So much of the media stigmatizes mental health issues. Yet, media coverage in general has a direct impact on all our lives and even controls, subliminally, how we think. But in the field of mental health, it is clear that poor quality, essentially unbalanced, press coverage of mental health issues fuels stigma and actively reduces a sufferer’s quality of life.
So, what can we do about it?
First we need to gauge its effects on mental health sufferers themselves. The mental health charity Mind recently surveyed over five hundred people suffering from a range of mental illnesses, asking them how they felt about press coverage. Over seventy percent felt that coverage of mental health issues was usually unbalanced, decidedly unfair and very negative in its biased reporting. In turn, this had made sufferers feel more anxious and depressed as a direct result. Some had even felt suicidal, whilst others reported withdrawal symptoms coupled with feelings of isolation.
Next, we need to see how such negative reporting impacts on preconceptions of mental illness. In the survey by Mind, almost a quarter of sufferers reported that their neighbours had behaved in a hostile way towards them as a direct result of television and newspaper reports.

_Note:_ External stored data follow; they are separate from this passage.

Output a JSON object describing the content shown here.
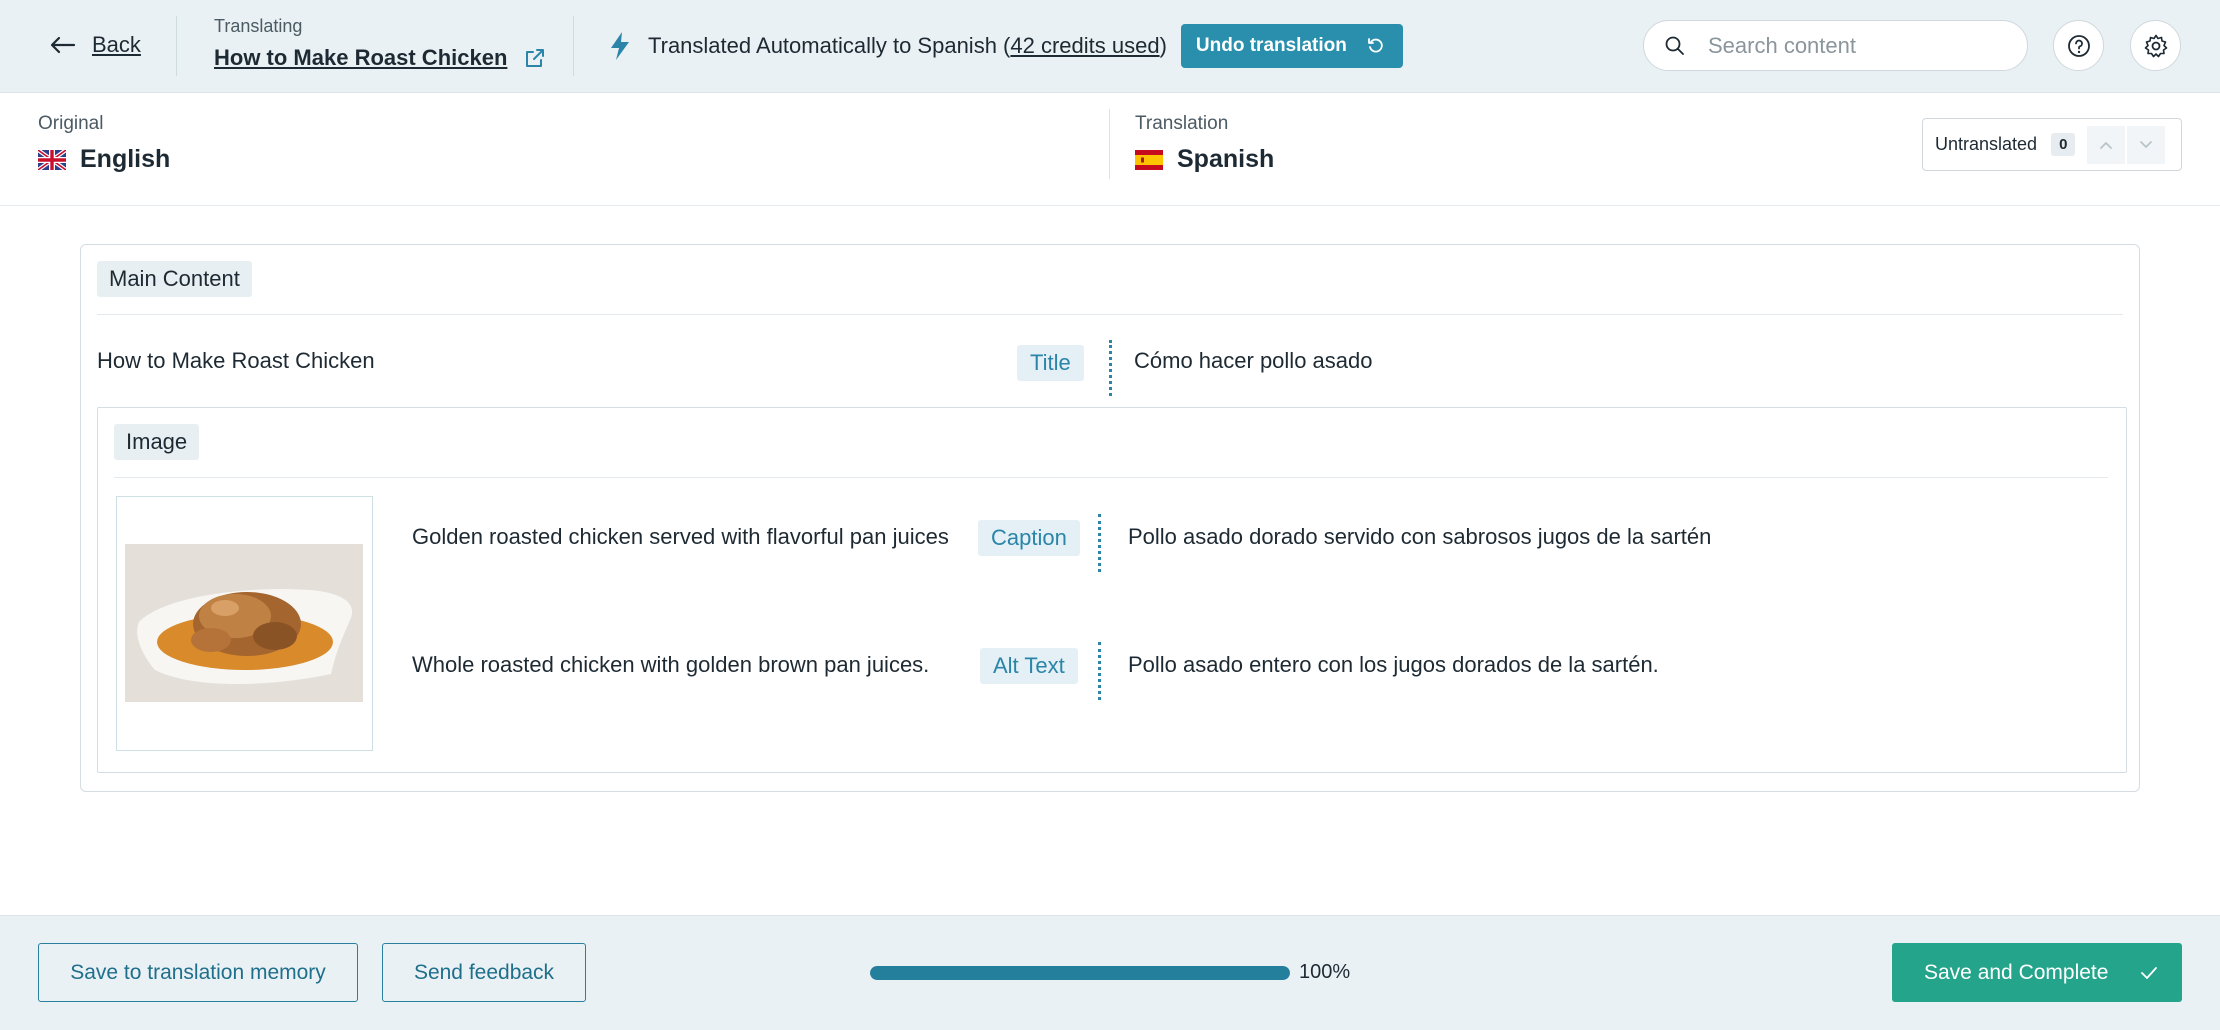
{
  "header": {
    "back_label": "Back",
    "translating_label": "Translating",
    "content_title": "How to Make Roast Chicken",
    "auto_text_prefix": "Translated Automatically to Spanish (",
    "auto_credits": "42 credits used",
    "auto_text_suffix": ")",
    "undo_label": "Undo translation",
    "search_placeholder": "Search content"
  },
  "languages": {
    "original_label": "Original",
    "original_lang": "English",
    "translation_label": "Translation",
    "translation_lang": "Spanish",
    "untranslated_label": "Untranslated",
    "untranslated_count": "0"
  },
  "main": {
    "section_label": "Main Content",
    "title_source": "How to Make Roast Chicken",
    "title_badge": "Title",
    "title_target": "Cómo hacer pollo asado",
    "image_section_label": "Image",
    "caption_source": "Golden roasted chicken served with flavorful pan juices",
    "caption_badge": "Caption",
    "caption_target": "Pollo asado dorado servido con sabrosos jugos de la sartén",
    "alt_source": "Whole roasted chicken with golden brown pan juices.",
    "alt_badge": "Alt Text",
    "alt_target": "Pollo asado entero con los jugos dorados de la sartén."
  },
  "footer": {
    "save_memory_label": "Save to translation memory",
    "feedback_label": "Send feedback",
    "progress_percent": 100,
    "progress_text": "100%",
    "save_complete_label": "Save and Complete"
  },
  "colors": {
    "accent": "#2a8fad",
    "primary_action": "#24a48a",
    "topbar_bg": "#eaf1f4"
  },
  "icons": [
    "arrow-left-icon",
    "external-link-icon",
    "lightning-bolt-icon",
    "undo-icon",
    "search-icon",
    "help-icon",
    "gear-icon",
    "uk-flag-icon",
    "spain-flag-icon",
    "chevron-up-icon",
    "chevron-down-icon",
    "check-icon"
  ]
}
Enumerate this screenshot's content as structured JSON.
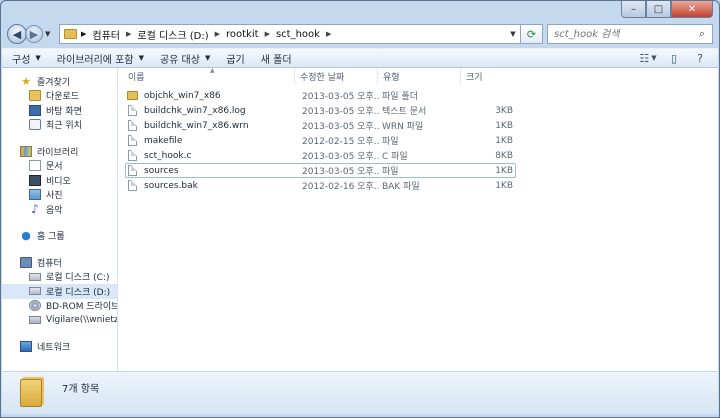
{
  "window": {
    "caption": {
      "minimize": "–",
      "maximize": "□",
      "close": "✕"
    }
  },
  "nav": {
    "back_icon": "back-arrow-icon",
    "forward_icon": "forward-arrow-icon",
    "breadcrumb": [
      "컴퓨터",
      "로컬 디스크 (D:)",
      "rootkit",
      "sct_hook"
    ],
    "search_placeholder": "sct_hook 검색"
  },
  "toolbar": {
    "organize": "구성",
    "include_library": "라이브러리에 포함",
    "share": "공유 대상",
    "burn": "굽기",
    "new_folder": "새 폴더"
  },
  "sidebar": {
    "favorites": {
      "label": "즐겨찾기",
      "items": [
        "다운로드",
        "바탕 화면",
        "최근 위치"
      ]
    },
    "libraries": {
      "label": "라이브러리",
      "items": [
        "문서",
        "비디오",
        "사진",
        "음악"
      ]
    },
    "homegroup": {
      "label": "홈 그룹"
    },
    "computer": {
      "label": "컴퓨터",
      "items": [
        "로컬 디스크 (C:)",
        "로컬 디스크 (D:)",
        "BD-ROM 드라이브 (",
        "Vigilare(\\\\wnietzsch"
      ]
    },
    "network": {
      "label": "네트워크"
    }
  },
  "columns": {
    "name": "이름",
    "date": "수정한 날짜",
    "type": "유형",
    "size": "크기"
  },
  "files": [
    {
      "name": "objchk_win7_x86",
      "date": "2013-03-05 오후...",
      "type": "파일 폴더",
      "size": "",
      "kind": "folder"
    },
    {
      "name": "buildchk_win7_x86.log",
      "date": "2013-03-05 오후...",
      "type": "텍스트 문서",
      "size": "3KB",
      "kind": "file"
    },
    {
      "name": "buildchk_win7_x86.wrn",
      "date": "2013-03-05 오후...",
      "type": "WRN 파일",
      "size": "1KB",
      "kind": "file"
    },
    {
      "name": "makefile",
      "date": "2012-02-15 오후...",
      "type": "파일",
      "size": "1KB",
      "kind": "file"
    },
    {
      "name": "sct_hook.c",
      "date": "2013-03-05 오후...",
      "type": "C 파일",
      "size": "8KB",
      "kind": "file"
    },
    {
      "name": "sources",
      "date": "2013-03-05 오후...",
      "type": "파일",
      "size": "1KB",
      "kind": "file"
    },
    {
      "name": "sources.bak",
      "date": "2012-02-16 오후...",
      "type": "BAK 파일",
      "size": "1KB",
      "kind": "file"
    }
  ],
  "details": {
    "item_count": "7개 항목"
  }
}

Clearly, however, we must not fall into the trap of lumping all media outlets into the same boat. The ones that came off the best was the regional media. This was considered to be far fairer and more balanced in its coverage. This seems somewhat surprising in that, generally, the national media is considered of better quality than the smaller, less-profitable, regional media. Could it be that regional reporters, having a smaller budget, have more time to do in-depth surveys and really get to the heart of how people are feeling? Are the cheaper national tabloids more concerned with snappy, confrontational headlines – ones that might go for more ‘psycho’ angles – to sell newspapers?
Is there, then, a way of using the media to actively reduce the stigma?
Having assessed the way the media can influence vast swathes of people, the trick would be to actively use it in a positive way. If properly harnessed, it could help to combat the stigma of mental illness, both for sufferers and carers alike. The Royal College of Psychiatrists recently amassed delegates from the British media in order to actually identify ways to achieve these goals. One was to steer away from the common portrayal of sufferers as being unpredictable, difficult to converse with and as being essentially ‘other’ from the ‘rest of us’.
Another way was to understand the rationale and methodology of the media in order to appreciate the role it plays in society. It is driven by a need to sell enjoyable stories to be read easily by busy people. That is why they use powerful headlines which at times may cause concern to psychiatrists and their patients.
Yes, we understand that TV producers need to achieve high ratings for programmes. Any psychiatrist wanting to use television to challenge the stigma of mental illness must, therefore, take account of this. Yes, we all object to the stereotypic portrayal of mental illness on television, but unfortunately these images are accepted by both programme-makers and viewers as common currency in our culture.
But, there is an alternative view. The belief that the title and content of the recent Channel 4 series, Psychos, served only to harm the interests of people with mental illness is the short-sighted and unimaginative view of a conservative profession. Instead, psychiatrists should try to view such programmes and the reaction that they generate as an important way of stimulating debate - not to mention welcome publicity for the programme.
So, what’s the best way forward?
Daytime television is particularly suited to psychosocial issues and is currently much underused as a way of reaching an influential audience with useful messages about misunderstanding and mental illness. We should harness the amazing power of television to reach a large audience by rapidly challenging adverse views about mental illness. If a programme offends, contact the programme-maker and congratulate him or her on an excellent piece of thought provoking work. Written complaint is a skill in its own right, so write your views while your emotions are still fresh.
Jeremy Laurance, health correspondent for The Independent newspaper, ironically observed that in all his years as a health writer, he had received more letters from angry dentists than psychiatrists. So, don’t be reticent. If the media is publishing negative comments about mental illness, tell them about it without delay.
The trick is to use what the media understands best. What are they looking for? Yes, a good story, colourful pictures, a powerful tale about triumphs. After all, what is the daily work of the psychiatrist, if not about such fascinating human stories?